Identity Crisis




Identity Crisis, is a series of props, made in order to build an immersive environment holding “identity” together. The project brings to light, my own personal confusion and struggle, evaluating the meaning of identity. The installation consists of seven metal sculptures, each of which aims to re-examine identity and along, the notion of authenticity, through a forged theater. Steel and brass are used symbolically on the sculptures, while being trapped in nylon foil.
The sculptures pulse with an undercurrent of movement, trapped in the eternal cycle of growth, decay, and everything in between. I’m working on the project as a theater where the play is written by myself with the sculptures as actors reflect on contemporary society, often provoking us by presenting our online identities as the myths of our time.
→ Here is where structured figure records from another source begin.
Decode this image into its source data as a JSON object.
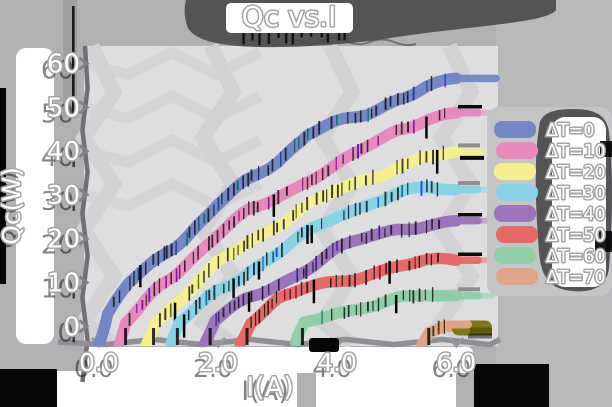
{
  "title": "Qc vs.I",
  "x_axis": {
    "label": "I(A)",
    "ticks": [
      "0.0",
      "2.0",
      "4.0",
      "6.0"
    ]
  },
  "y_axis": {
    "label": "Qc(W)",
    "ticks": [
      "0",
      "10",
      "20",
      "30",
      "40",
      "50",
      "60"
    ]
  },
  "legend": {
    "items": [
      {
        "label": "ΔT=0",
        "color": "#7486c3"
      },
      {
        "label": "ΔT=10",
        "color": "#e689bb"
      },
      {
        "label": "ΔT=20",
        "color": "#f4ef90"
      },
      {
        "label": "ΔT=30",
        "color": "#89d2e6"
      },
      {
        "label": "ΔT=40",
        "color": "#9b74b9"
      },
      {
        "label": "ΔT=50",
        "color": "#e46a6a"
      },
      {
        "label": "ΔT=60",
        "color": "#90cfaa"
      },
      {
        "label": "ΔT=70",
        "color": "#dda487"
      }
    ]
  },
  "style": {
    "figure_bg": "#b1b1b4",
    "panel_bg": "#dedee0",
    "grid_color": "#d2d2d5",
    "charcoal_blob": "#545457",
    "text_outline": "#a4a4a7",
    "olive_cap": "#7c7913"
  },
  "chart_data": {
    "type": "line",
    "title": "Qc vs.I",
    "xlabel": "I(A)",
    "ylabel": "Qc(W)",
    "xlim": [
      -0.25,
      6.7
    ],
    "ylim": [
      -4.5,
      64
    ],
    "x_ticks": [
      0,
      2,
      4,
      6
    ],
    "y_ticks": [
      0,
      10,
      20,
      30,
      40,
      50,
      60
    ],
    "grid": true,
    "legend_position": "center right",
    "series": [
      {
        "name": "ΔT=0",
        "color": "#7486c3",
        "marker_accents": [
          "#0c6f66",
          "#2c3d9b"
        ],
        "points": [
          [
            0,
            -4.5
          ],
          [
            0.15,
            3
          ],
          [
            0.5,
            9.5
          ],
          [
            1,
            15.5
          ],
          [
            2,
            28
          ],
          [
            2.5,
            33
          ],
          [
            3,
            37.5
          ],
          [
            3.5,
            43.5
          ],
          [
            4,
            46
          ],
          [
            4.5,
            48.5
          ],
          [
            5,
            52.5
          ],
          [
            5.5,
            55.2
          ],
          [
            6,
            56.3
          ]
        ]
      },
      {
        "name": "ΔT=10",
        "color": "#e689bb",
        "marker_accents": [
          "#5b21b6",
          "#86198f"
        ],
        "points": [
          [
            0.33,
            -4.5
          ],
          [
            0.45,
            1
          ],
          [
            1,
            9
          ],
          [
            1.5,
            15
          ],
          [
            2,
            20.5
          ],
          [
            2.5,
            25.5
          ],
          [
            3,
            29.5
          ],
          [
            3.5,
            33.5
          ],
          [
            4,
            36.8
          ],
          [
            4.5,
            41.5
          ],
          [
            5,
            45.4
          ],
          [
            5.5,
            47.2
          ],
          [
            6,
            47.8
          ]
        ]
      },
      {
        "name": "ΔT=20",
        "color": "#f4ef90",
        "marker_accents": [
          "#4d7c0f",
          "#374151"
        ],
        "points": [
          [
            0.8,
            -4.5
          ],
          [
            0.95,
            1.5
          ],
          [
            1.5,
            8.5
          ],
          [
            2,
            14.2
          ],
          [
            2.5,
            18.8
          ],
          [
            3,
            23
          ],
          [
            3.5,
            27
          ],
          [
            4,
            30.8
          ],
          [
            4.5,
            34
          ],
          [
            5,
            37
          ],
          [
            5.5,
            38.8
          ],
          [
            6,
            39.4
          ]
        ]
      },
      {
        "name": "ΔT=30",
        "color": "#89d2e6",
        "marker_accents": [
          "#1d4ed8",
          "#0e7490"
        ],
        "points": [
          [
            1.2,
            -4.5
          ],
          [
            1.35,
            0.5
          ],
          [
            2,
            8.4
          ],
          [
            2.5,
            13
          ],
          [
            3,
            17
          ],
          [
            3.5,
            21
          ],
          [
            4,
            24.9
          ],
          [
            4.5,
            27.6
          ],
          [
            5,
            29.9
          ],
          [
            5.5,
            31.2
          ],
          [
            6,
            31.6
          ]
        ]
      },
      {
        "name": "ΔT=40",
        "color": "#9b74b9",
        "marker_accents": [
          "#4c1d95",
          "#312e81"
        ],
        "points": [
          [
            1.75,
            -4.5
          ],
          [
            1.95,
            1.5
          ],
          [
            2.5,
            6.5
          ],
          [
            3,
            10
          ],
          [
            3.5,
            13.5
          ],
          [
            4,
            17.1
          ],
          [
            4.5,
            19.8
          ],
          [
            5,
            22
          ],
          [
            5.5,
            23.1
          ],
          [
            6,
            23.6
          ]
        ]
      },
      {
        "name": "ΔT=50",
        "color": "#e46a6a",
        "marker_accents": [
          "#991b1b",
          "#7f1d1d"
        ],
        "points": [
          [
            2.37,
            -4.5
          ],
          [
            2.55,
            1
          ],
          [
            3,
            5.5
          ],
          [
            3.5,
            8.4
          ],
          [
            4,
            10.5
          ],
          [
            4.5,
            12.5
          ],
          [
            5,
            13.9
          ],
          [
            5.5,
            14.9
          ],
          [
            6,
            15.2
          ]
        ]
      },
      {
        "name": "ΔT=60",
        "color": "#90cfaa",
        "marker_accents": [
          "#0f766e",
          "#1e40af"
        ],
        "points": [
          [
            3.3,
            -4.5
          ],
          [
            3.45,
            0
          ],
          [
            4,
            2.8
          ],
          [
            4.5,
            4.8
          ],
          [
            5,
            6.2
          ],
          [
            5.5,
            7.1
          ],
          [
            6,
            7.4
          ]
        ]
      },
      {
        "name": "ΔT=70",
        "color": "#dda487",
        "marker_accents": [
          "#7c2d12",
          "#713f12"
        ],
        "points": [
          [
            5.42,
            -4.5
          ],
          [
            5.55,
            -0.5
          ],
          [
            5.8,
            0.9
          ],
          [
            6,
            0.7
          ]
        ]
      }
    ]
  }
}
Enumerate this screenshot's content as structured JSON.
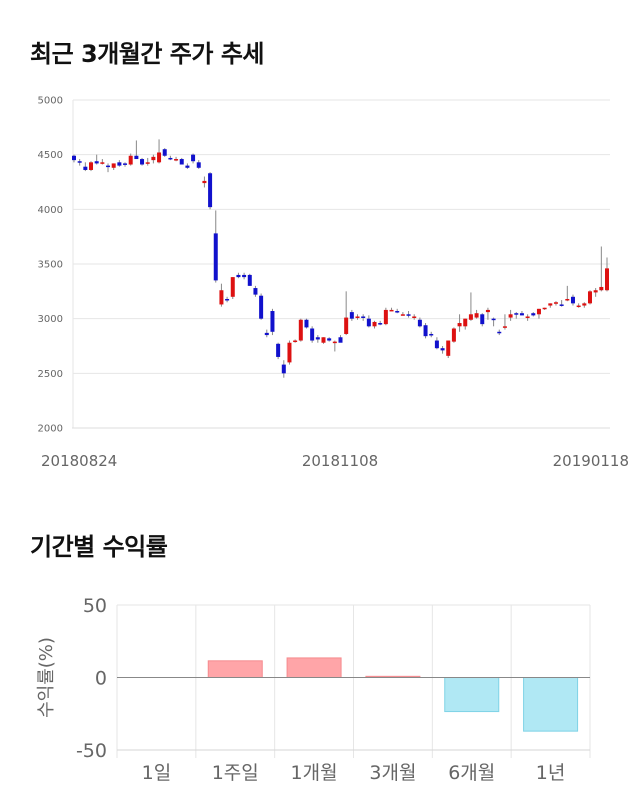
{
  "sections": {
    "price_title": "최근 3개월간 주가 추세",
    "returns_title": "기간별 수익률"
  },
  "colors": {
    "up": "#dd1111",
    "down": "#1111cc",
    "positive_bar": "#ffa5a8",
    "negative_bar": "#b0e8f4"
  },
  "chart_data": [
    {
      "type": "candlestick",
      "title": "최근 3개월간 주가 추세",
      "ylim": [
        2000,
        5000
      ],
      "yticks": [
        5000,
        4500,
        4000,
        3500,
        3000,
        2500,
        2000
      ],
      "x_labels": [
        "20180824",
        "20181108",
        "20190118"
      ],
      "grid": true,
      "candles": [
        [
          4490,
          4500,
          4430,
          4450
        ],
        [
          4440,
          4460,
          4400,
          4430
        ],
        [
          4390,
          4430,
          4350,
          4360
        ],
        [
          4360,
          4440,
          4350,
          4430
        ],
        [
          4440,
          4500,
          4410,
          4420
        ],
        [
          4430,
          4460,
          4410,
          4430
        ],
        [
          4400,
          4420,
          4340,
          4390
        ],
        [
          4380,
          4420,
          4360,
          4420
        ],
        [
          4430,
          4450,
          4390,
          4400
        ],
        [
          4420,
          4430,
          4390,
          4410
        ],
        [
          4410,
          4510,
          4400,
          4490
        ],
        [
          4490,
          4630,
          4470,
          4460
        ],
        [
          4460,
          4470,
          4400,
          4410
        ],
        [
          4420,
          4470,
          4400,
          4430
        ],
        [
          4450,
          4500,
          4420,
          4480
        ],
        [
          4430,
          4640,
          4420,
          4520
        ],
        [
          4550,
          4560,
          4480,
          4490
        ],
        [
          4470,
          4490,
          4450,
          4460
        ],
        [
          4460,
          4480,
          4440,
          4460
        ],
        [
          4460,
          4470,
          4410,
          4410
        ],
        [
          4400,
          4420,
          4370,
          4380
        ],
        [
          4500,
          4510,
          4420,
          4440
        ],
        [
          4430,
          4450,
          4370,
          4380
        ],
        [
          4240,
          4300,
          4200,
          4260
        ],
        [
          4330,
          4340,
          4000,
          4020
        ],
        [
          3780,
          3990,
          3330,
          3350
        ],
        [
          3130,
          3320,
          3110,
          3260
        ],
        [
          3180,
          3200,
          3150,
          3170
        ],
        [
          3200,
          3380,
          3180,
          3380
        ],
        [
          3400,
          3420,
          3370,
          3380
        ],
        [
          3400,
          3420,
          3360,
          3380
        ],
        [
          3400,
          3410,
          3300,
          3300
        ],
        [
          3280,
          3300,
          3200,
          3220
        ],
        [
          3210,
          3230,
          2990,
          3000
        ],
        [
          2870,
          2900,
          2830,
          2850
        ],
        [
          3070,
          3090,
          2850,
          2880
        ],
        [
          2770,
          2780,
          2630,
          2650
        ],
        [
          2580,
          2620,
          2460,
          2500
        ],
        [
          2600,
          2800,
          2580,
          2780
        ],
        [
          2790,
          2810,
          2780,
          2800
        ],
        [
          2800,
          3000,
          2790,
          2990
        ],
        [
          2990,
          3000,
          2910,
          2920
        ],
        [
          2910,
          2930,
          2780,
          2800
        ],
        [
          2830,
          2850,
          2780,
          2810
        ],
        [
          2780,
          2830,
          2770,
          2830
        ],
        [
          2820,
          2830,
          2790,
          2800
        ],
        [
          2790,
          2800,
          2700,
          2790
        ],
        [
          2830,
          2850,
          2790,
          2780
        ],
        [
          2860,
          3250,
          2850,
          3010
        ],
        [
          3060,
          3080,
          2980,
          3000
        ],
        [
          3010,
          3040,
          2990,
          3020
        ],
        [
          3020,
          3040,
          2980,
          3010
        ],
        [
          3000,
          3030,
          2920,
          2930
        ],
        [
          2930,
          2980,
          2910,
          2970
        ],
        [
          2960,
          2980,
          2940,
          2950
        ],
        [
          2950,
          3100,
          2940,
          3080
        ],
        [
          3080,
          3100,
          3070,
          3080
        ],
        [
          3070,
          3090,
          3050,
          3060
        ],
        [
          3040,
          3060,
          3030,
          3040
        ],
        [
          3040,
          3070,
          3010,
          3030
        ],
        [
          3010,
          3040,
          2990,
          3020
        ],
        [
          2990,
          3010,
          2920,
          2930
        ],
        [
          2940,
          2960,
          2820,
          2840
        ],
        [
          2860,
          2880,
          2830,
          2850
        ],
        [
          2800,
          2830,
          2720,
          2730
        ],
        [
          2730,
          2750,
          2680,
          2710
        ],
        [
          2660,
          2800,
          2640,
          2800
        ],
        [
          2790,
          2920,
          2780,
          2910
        ],
        [
          2930,
          3040,
          2880,
          2960
        ],
        [
          2930,
          3000,
          2900,
          3000
        ],
        [
          2990,
          3240,
          2980,
          3040
        ],
        [
          3010,
          3080,
          3000,
          3050
        ],
        [
          3040,
          3050,
          2930,
          2950
        ],
        [
          3060,
          3100,
          2990,
          3080
        ],
        [
          3000,
          3010,
          2930,
          2990
        ],
        [
          2880,
          2900,
          2850,
          2870
        ],
        [
          2920,
          3040,
          2900,
          2930
        ],
        [
          3010,
          3080,
          2980,
          3040
        ],
        [
          3050,
          3060,
          3000,
          3040
        ],
        [
          3050,
          3070,
          3030,
          3030
        ],
        [
          3010,
          3040,
          2980,
          3020
        ],
        [
          3050,
          3060,
          3020,
          3030
        ],
        [
          3040,
          3090,
          3000,
          3090
        ],
        [
          3090,
          3100,
          3080,
          3100
        ],
        [
          3120,
          3140,
          3100,
          3140
        ],
        [
          3140,
          3160,
          3120,
          3150
        ],
        [
          3130,
          3170,
          3110,
          3120
        ],
        [
          3180,
          3300,
          3160,
          3180
        ],
        [
          3200,
          3220,
          3120,
          3140
        ],
        [
          3110,
          3140,
          3100,
          3120
        ],
        [
          3120,
          3150,
          3100,
          3140
        ],
        [
          3140,
          3260,
          3130,
          3250
        ],
        [
          3240,
          3280,
          3200,
          3260
        ],
        [
          3260,
          3660,
          3250,
          3290
        ],
        [
          3260,
          3560,
          3250,
          3460
        ]
      ]
    },
    {
      "type": "bar",
      "title": "기간별 수익률",
      "ylabel": "수익률(%)",
      "ylim": [
        -50,
        50
      ],
      "yticks": [
        50,
        0,
        -50
      ],
      "categories": [
        "1일",
        "1주일",
        "1개월",
        "3개월",
        "6개월",
        "1년"
      ],
      "values": [
        0,
        11.5,
        13.5,
        0.8,
        -23.5,
        -37.0
      ]
    }
  ]
}
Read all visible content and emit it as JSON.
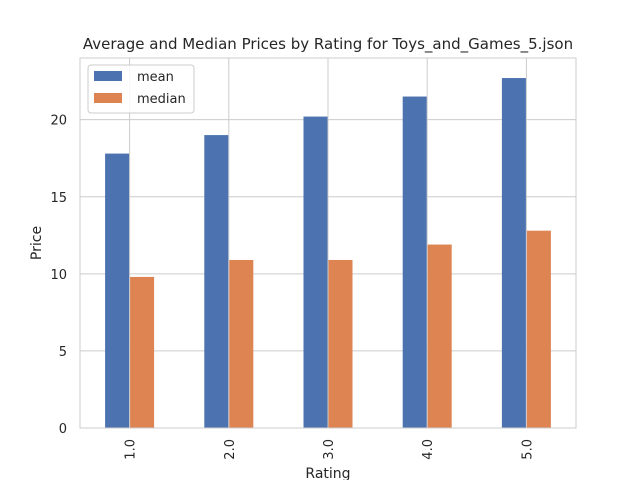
{
  "chart_data": {
    "type": "bar",
    "title": "Average and Median Prices by Rating for Toys_and_Games_5.json",
    "xlabel": "Rating",
    "ylabel": "Price",
    "categories": [
      "1.0",
      "2.0",
      "3.0",
      "4.0",
      "5.0"
    ],
    "series": [
      {
        "name": "mean",
        "values": [
          17.8,
          19.0,
          20.2,
          21.5,
          22.7
        ],
        "color": "#4c72b0"
      },
      {
        "name": "median",
        "values": [
          9.8,
          10.9,
          10.9,
          11.9,
          12.8
        ],
        "color": "#dd8452"
      }
    ],
    "ylim": [
      0,
      24.0
    ],
    "yticks": [
      0,
      5,
      10,
      15,
      20
    ],
    "grid": true,
    "legend": "top-left"
  }
}
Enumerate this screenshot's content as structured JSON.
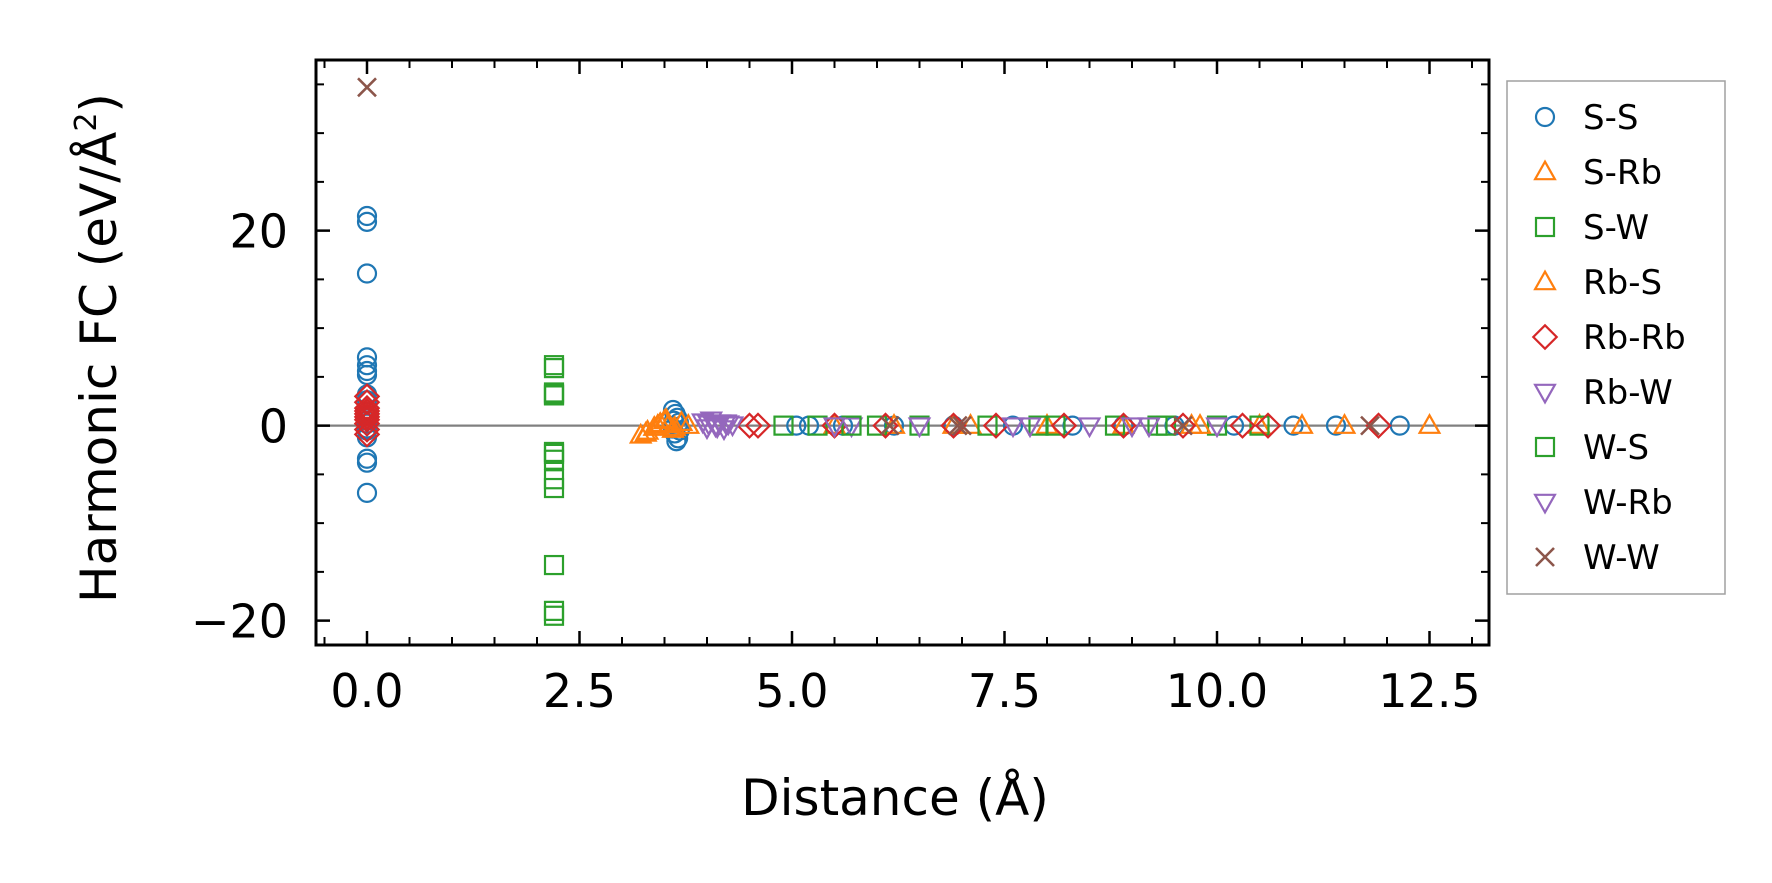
{
  "chart_data": {
    "type": "scatter",
    "title": "",
    "xlabel": "Distance (Å)",
    "ylabel_main": "Harmonic FC (eV/Å",
    "ylabel_sup": "2",
    "ylabel_close": ")",
    "xlim": [
      -0.6,
      13.2
    ],
    "ylim": [
      -22.5,
      37.5
    ],
    "xticks": [
      0.0,
      2.5,
      5.0,
      7.5,
      10.0,
      12.5
    ],
    "xtick_labels": [
      "0.0",
      "2.5",
      "5.0",
      "7.5",
      "10.0",
      "12.5"
    ],
    "yticks": [
      -20,
      0,
      20
    ],
    "ytick_labels": [
      "−20",
      "0",
      "20"
    ],
    "zero_line": 0,
    "grid": false,
    "legend_position": "outside-right",
    "series": [
      {
        "name": "S-S",
        "marker": "circle",
        "color": "#1f77b4",
        "x": [
          0,
          0,
          0,
          0,
          0,
          0,
          0,
          0,
          0,
          0,
          0,
          0,
          0,
          0,
          0,
          0,
          0,
          0,
          3.6,
          3.63,
          3.65,
          3.67,
          3.6,
          3.62,
          3.66,
          3.64,
          3.61,
          3.68,
          5.05,
          5.2,
          5.6,
          6.2,
          6.9,
          7.6,
          8.3,
          8.9,
          9.5,
          10.2,
          10.9,
          11.4,
          12.15
        ],
        "y": [
          21.5,
          20.9,
          15.6,
          7.0,
          6.2,
          5.6,
          5.2,
          3.2,
          2.6,
          1.0,
          0.5,
          -0.5,
          -1.2,
          -3.4,
          -3.8,
          -6.9,
          0.2,
          -0.3,
          1.6,
          1.2,
          0.8,
          0.3,
          -0.3,
          -0.8,
          -1.3,
          -1.6,
          0.5,
          -0.5,
          0,
          0,
          0,
          0,
          0,
          0,
          0,
          0,
          0,
          0,
          0,
          0,
          0
        ]
      },
      {
        "name": "S-Rb",
        "marker": "triangle-up",
        "color": "#ff7f0e",
        "x": [
          3.22,
          3.3,
          3.38,
          3.45,
          3.5,
          3.55,
          3.6,
          3.7,
          3.78,
          5.5,
          6.2,
          7.1,
          8.0,
          8.9,
          9.7,
          10.5,
          11.0,
          11.5,
          12.5
        ],
        "y": [
          -1.0,
          -0.6,
          -0.2,
          0.2,
          0.5,
          0.1,
          -0.4,
          0.3,
          0,
          0,
          0,
          0,
          0,
          0,
          0,
          0,
          0,
          0,
          0
        ]
      },
      {
        "name": "S-W",
        "marker": "square",
        "color": "#2ca02c",
        "x": [
          2.2,
          2.2,
          2.2,
          2.2,
          2.2,
          2.2,
          2.2,
          2.2,
          2.2,
          2.2,
          2.2,
          4.9,
          5.3,
          6.0,
          6.5,
          7.3,
          8.1,
          8.8,
          9.4,
          10.0,
          10.5
        ],
        "y": [
          6.2,
          5.9,
          3.4,
          3.1,
          -2.7,
          -3.5,
          -5.5,
          -6.4,
          -14.3,
          -19.0,
          -19.5,
          0,
          0,
          0,
          0,
          0,
          0,
          0,
          0,
          0,
          0
        ]
      },
      {
        "name": "Rb-S",
        "marker": "triangle-up",
        "color": "#ff7f0e",
        "x": [
          3.28,
          3.42,
          3.52,
          3.62,
          6.9,
          9.8
        ],
        "y": [
          -0.8,
          0.0,
          0.6,
          -0.2,
          0,
          0
        ]
      },
      {
        "name": "Rb-Rb",
        "marker": "diamond",
        "color": "#d62728",
        "x": [
          0,
          0,
          0,
          0,
          0,
          0,
          0,
          0,
          0,
          0,
          4.5,
          4.6,
          5.5,
          6.1,
          6.9,
          7.4,
          8.2,
          8.9,
          9.6,
          10.3,
          10.6,
          11.9
        ],
        "y": [
          3.0,
          2.4,
          1.8,
          1.2,
          0.6,
          0.2,
          -0.4,
          -0.9,
          1.5,
          0.9,
          0,
          0,
          0,
          0,
          0,
          0,
          0,
          0,
          0,
          0,
          0,
          0
        ]
      },
      {
        "name": "Rb-W",
        "marker": "triangle-down",
        "color": "#9467bd",
        "x": [
          3.95,
          4.0,
          4.05,
          4.1,
          4.15,
          4.2,
          4.25,
          4.3,
          5.7,
          7.6,
          9.0
        ],
        "y": [
          0.4,
          -0.2,
          0.6,
          0,
          0.3,
          -0.3,
          0.2,
          0.1,
          0,
          0,
          0
        ]
      },
      {
        "name": "W-S",
        "marker": "square",
        "color": "#2ca02c",
        "x": [
          2.2,
          2.2,
          5.7,
          7.9,
          9.3
        ],
        "y": [
          -2.9,
          3.2,
          0,
          0,
          0
        ]
      },
      {
        "name": "W-Rb",
        "marker": "triangle-down",
        "color": "#9467bd",
        "x": [
          4.02,
          4.12,
          4.22,
          5.5,
          6.5,
          7.8,
          8.5,
          9.2,
          10.0
        ],
        "y": [
          0.2,
          -0.1,
          0.3,
          0,
          0,
          0,
          0,
          0,
          0
        ]
      },
      {
        "name": "W-W",
        "marker": "x",
        "color": "#8c564b",
        "x": [
          0,
          6.15,
          6.95,
          7.0,
          9.6,
          11.8
        ],
        "y": [
          34.7,
          0,
          0,
          0,
          0,
          0
        ]
      }
    ]
  }
}
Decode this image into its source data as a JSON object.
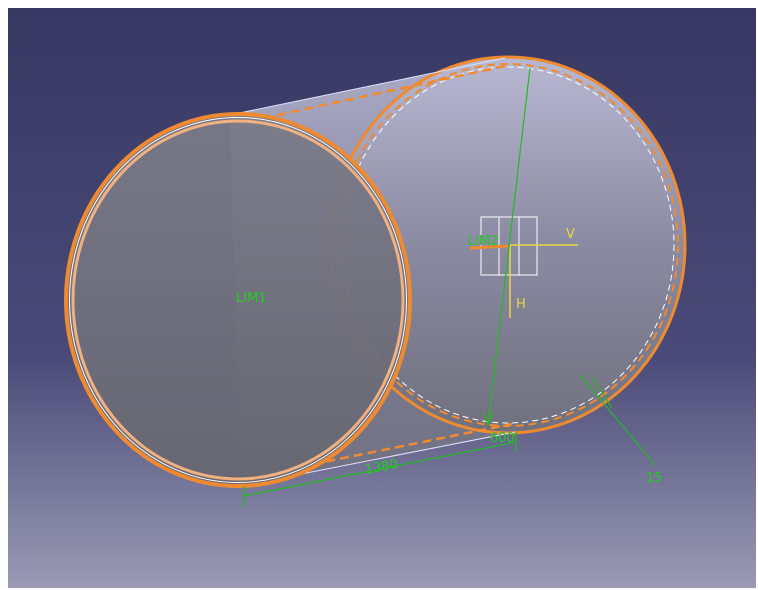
{
  "labels": {
    "lim1": "LIM1",
    "lim2": "LIM2",
    "axis_v": "V",
    "axis_h": "H",
    "length_dim": "1380",
    "diameter_dim": "600",
    "thickness_dim": "15"
  }
}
Under Antonin Artaud’s phrase “I call for actors burning at the stakes, laughing at the flames” in Le Théâtre et son Double; there’s a moment when you catch a glimpse of yourself in them, but then, paradoxically, you encounter the complete opposite: an estrangement so foreign, yet irresistibly magnetic.
Nowadays, we face an alternation of the concrete idea of what a self, an identity, an authentic character means. These exact, once concrete, concepts go through a period of crisis. In Greek, word crisis means revision, something ceases to be original and turns into something new, without knowing its “destination”. The project analyses and stays with the process of identity under the commonly used phrase “identity crisis” which brings the two notions together. Drawing on Greek culture and contemporary European tensions, this work pays tribute to a succession of political occasions that influenced my own perspective on politics of identity.
Along, it uses narratives of beauty, masculinity, sex-provocation and eroticism; it explores them examining classical ideals of objects and figures, mirroring our contemporary values against a reservation of characteristics and elements that would be canonically considered as extravagant.